青のキセキ




再び甘く激しいキスを交わした後、少しの間、課長の胸に抱かれていた。


課長の気持ちが嬉しくて。



課長のぬくもりが、夢でないことを証明してくれる。












「さて、とりあえず、店に戻るか。あいつらが待ってるだろうしな」


私の頭を優しく撫でて、課長が言った。




「はい」


課長に手を引かれ、店に戻る私。












翔さんと久香が待つ個室へ入る。と同時に、課長と私の繋がれた手へ注がれた視線。


目を合わせて、にや~っと笑みを零す翔さんと久香。


「まぁまぁ、こっちに来て座りなよ。お2人さん」

何もかもお見通しのように、話す翔さん。


「翔、お前、俺達を嵌めたな?」

席につくなり、切れ長の目で翔さんを睨む課長。


「嵌めるだなんて、そんな悪人じゃないですよ~。

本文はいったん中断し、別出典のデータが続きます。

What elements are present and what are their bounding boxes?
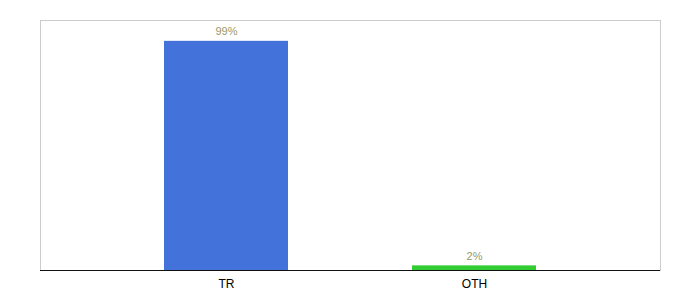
svg-text:2%: 2% <box>467 250 483 262</box>
svg-text:99%: 99% <box>215 25 237 37</box>
svg-text:OTH: OTH <box>462 277 487 291</box>
svg-text:TR: TR <box>219 277 235 291</box>
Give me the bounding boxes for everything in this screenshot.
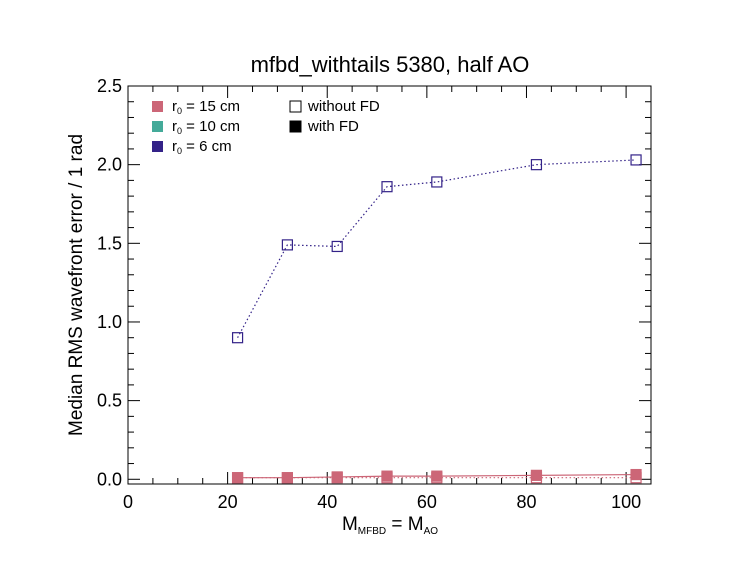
data-point	[381, 181, 393, 193]
data-point	[431, 176, 443, 188]
data-point	[281, 239, 293, 251]
series	[231, 468, 642, 484]
legend-label: r0 = 10 cm	[172, 118, 240, 136]
y-tick-label: 2.5	[97, 76, 122, 96]
data-point	[231, 472, 244, 484]
data-point	[331, 240, 343, 253]
y-axis-label: Median RMS wavefront error / 1 rad	[66, 134, 87, 436]
legend-label: with FD	[307, 118, 359, 135]
legend-label: r0 = 15 cm	[172, 98, 240, 116]
x-tick-label: 20	[218, 492, 238, 512]
y-tick-label: 0.5	[97, 391, 122, 411]
plot-frame	[127, 85, 652, 485]
data-point	[381, 470, 393, 482]
tick-labels: 0 20 40 60 80 100 0.0 0.5 1.0 1.5 2.0 2.5	[97, 76, 641, 512]
x-label-eq: = M	[386, 514, 423, 535]
data-point	[630, 468, 642, 481]
y-tick-label: 0.0	[97, 469, 122, 489]
series-line	[237, 159, 637, 338]
axis-ticks	[127, 85, 652, 484]
x-label-sub2: AO	[424, 526, 439, 537]
data-point	[231, 332, 244, 344]
series-layer	[231, 154, 642, 484]
legend-filled-marker	[289, 120, 302, 133]
legend-label: r0 = 6 cm	[172, 138, 232, 156]
data-point	[530, 159, 543, 171]
x-tick-label: 80	[516, 492, 536, 512]
x-axis-label: MMFBD = MAO	[342, 514, 438, 537]
series	[231, 154, 642, 344]
x-label-main: M	[342, 514, 358, 535]
legend-label: without FD	[307, 98, 380, 115]
data-point	[530, 469, 543, 481]
legend-open-marker	[289, 100, 302, 113]
y-tick-label: 1.5	[97, 233, 122, 253]
chart-title: mfbd_withtails 5380, half AO	[251, 52, 530, 77]
y-tick-label: 2.0	[97, 155, 122, 175]
x-tick-label: 0	[123, 492, 133, 512]
y-tick-label: 1.0	[97, 312, 122, 332]
x-tick-label: 60	[417, 492, 437, 512]
data-point	[431, 470, 443, 482]
legend: r0 = 15 cm r0 = 10 cm r0 = 6 cm without FD w…	[152, 98, 380, 156]
legend-swatch	[152, 141, 163, 152]
x-tick-label: 40	[317, 492, 337, 512]
legend-swatch	[152, 101, 163, 112]
x-label-sub: MFBD	[358, 526, 386, 537]
legend-swatch	[152, 121, 163, 132]
data-point	[630, 154, 642, 166]
x-tick-label: 100	[611, 492, 641, 512]
data-point	[331, 471, 343, 483]
data-point	[281, 472, 293, 484]
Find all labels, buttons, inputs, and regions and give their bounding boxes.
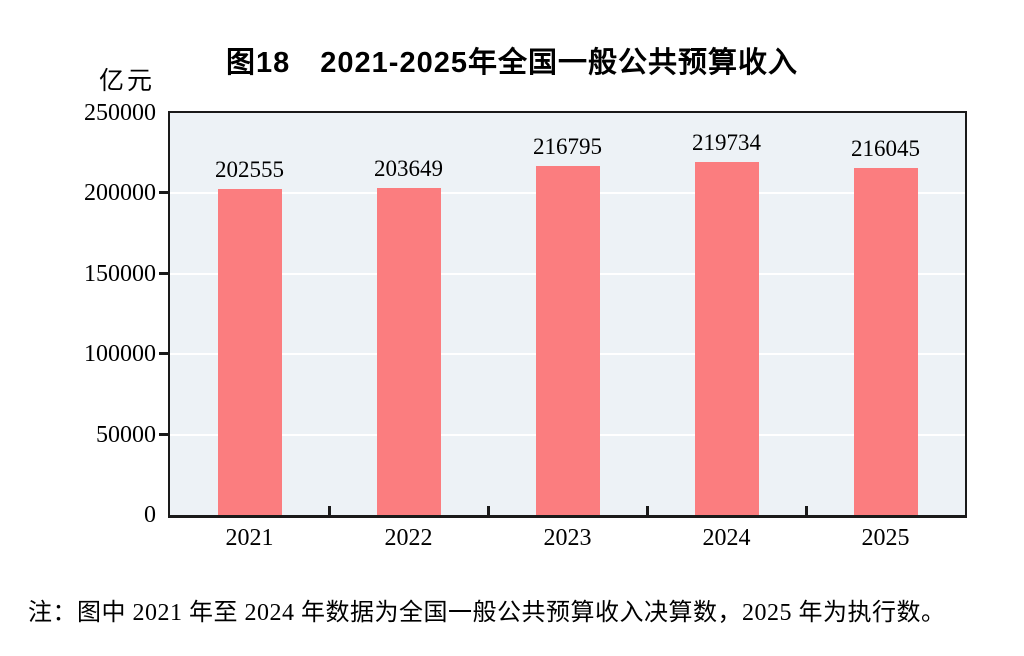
bar-value-label: 216795: [533, 134, 602, 160]
bar-value-label: 219734: [692, 129, 761, 155]
x-axis-tick-mark: [645, 506, 649, 515]
x-axis-category-label: 2023: [543, 525, 592, 551]
bar-2023: [535, 166, 600, 515]
plot-area: 202555 203649 216795 219734 216045: [168, 111, 967, 518]
bar-2024: [694, 161, 759, 515]
x-axis-tick-mark: [804, 506, 808, 515]
y-axis-tick-label: 50000: [96, 421, 156, 448]
y-axis-tick-mark: [159, 352, 168, 356]
footnote: 注：图中 2021 年至 2024 年数据为全国一般公共预算收入决算数，2025…: [28, 600, 946, 626]
y-axis-tick-label: 150000: [84, 260, 156, 287]
x-axis-category-label: 2024: [702, 525, 751, 551]
x-axis-category-label: 2025: [861, 525, 910, 551]
x-axis-tick-mark: [327, 506, 331, 515]
chart-title: 图18 2021-2025年全国一般公共预算收入: [226, 47, 798, 79]
x-axis-category-label: 2021: [225, 525, 274, 551]
y-axis-tick-label: 200000: [84, 180, 156, 207]
x-axis-tick-mark: [486, 506, 490, 515]
bar-2021: [217, 189, 282, 515]
y-axis-unit-label: 亿元: [99, 68, 156, 95]
y-axis-tick-label: 0: [144, 502, 156, 528]
y-axis-tick-label: 100000: [84, 341, 156, 368]
bar-value-label: 203649: [374, 155, 443, 181]
bar-value-label: 202555: [215, 157, 284, 183]
x-axis-category-label: 2022: [384, 525, 433, 551]
y-axis-tick-mark: [159, 271, 168, 275]
bar-value-label: 216045: [851, 135, 920, 161]
bar-2022: [376, 187, 441, 515]
y-axis-tick-label: 250000: [84, 100, 156, 126]
y-axis-tick-mark: [159, 432, 168, 436]
bar-2025: [853, 167, 918, 515]
y-axis-tick-mark: [159, 191, 168, 195]
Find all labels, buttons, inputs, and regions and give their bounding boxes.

僕は」

ビールを飲みながら、おどけたように返す翔さんの横で、久香が顔の前で両手を合わせて『ごめん』と謝る。



もう、おせっかいなんだから。







「で、これからのことなんだけど……」


翔さんが、おどけた調子のまま言葉を続けたかと思った次の瞬間、


「大和、綾と別れろ」

真顔になって、いきなりの直球。


「遥菜ちゃんと不倫するつもりじゃないだろ?」







私の心が──――ざわめく。






『不倫』という言葉に胸が締め付けられる。







私が課長と付き合うことは、赦されることじゃない。



課長が綾さんと別れたら問題はないけれど。


でも、綾さんは?


バーベキューの時の綾さんを思い出す。

課長がみんなに慕われていると知って喜ぶ綾さん。課長との赤ちゃんを望んでいる綾さん。

そんな彼女から課長を奪うようなこと、していいの?




そんな権利、私には────ない。









それに、もし綾さんと別れたとしても、私との関係が周りに知られたら?

みんなから信頼されている課長の立場を考えたら、そんなことは許されない。



課長と繋がれたままの手を見ながら、課長の体温を感じながら、私たちの関係が不毛なものなんだと改めて思い知らされる。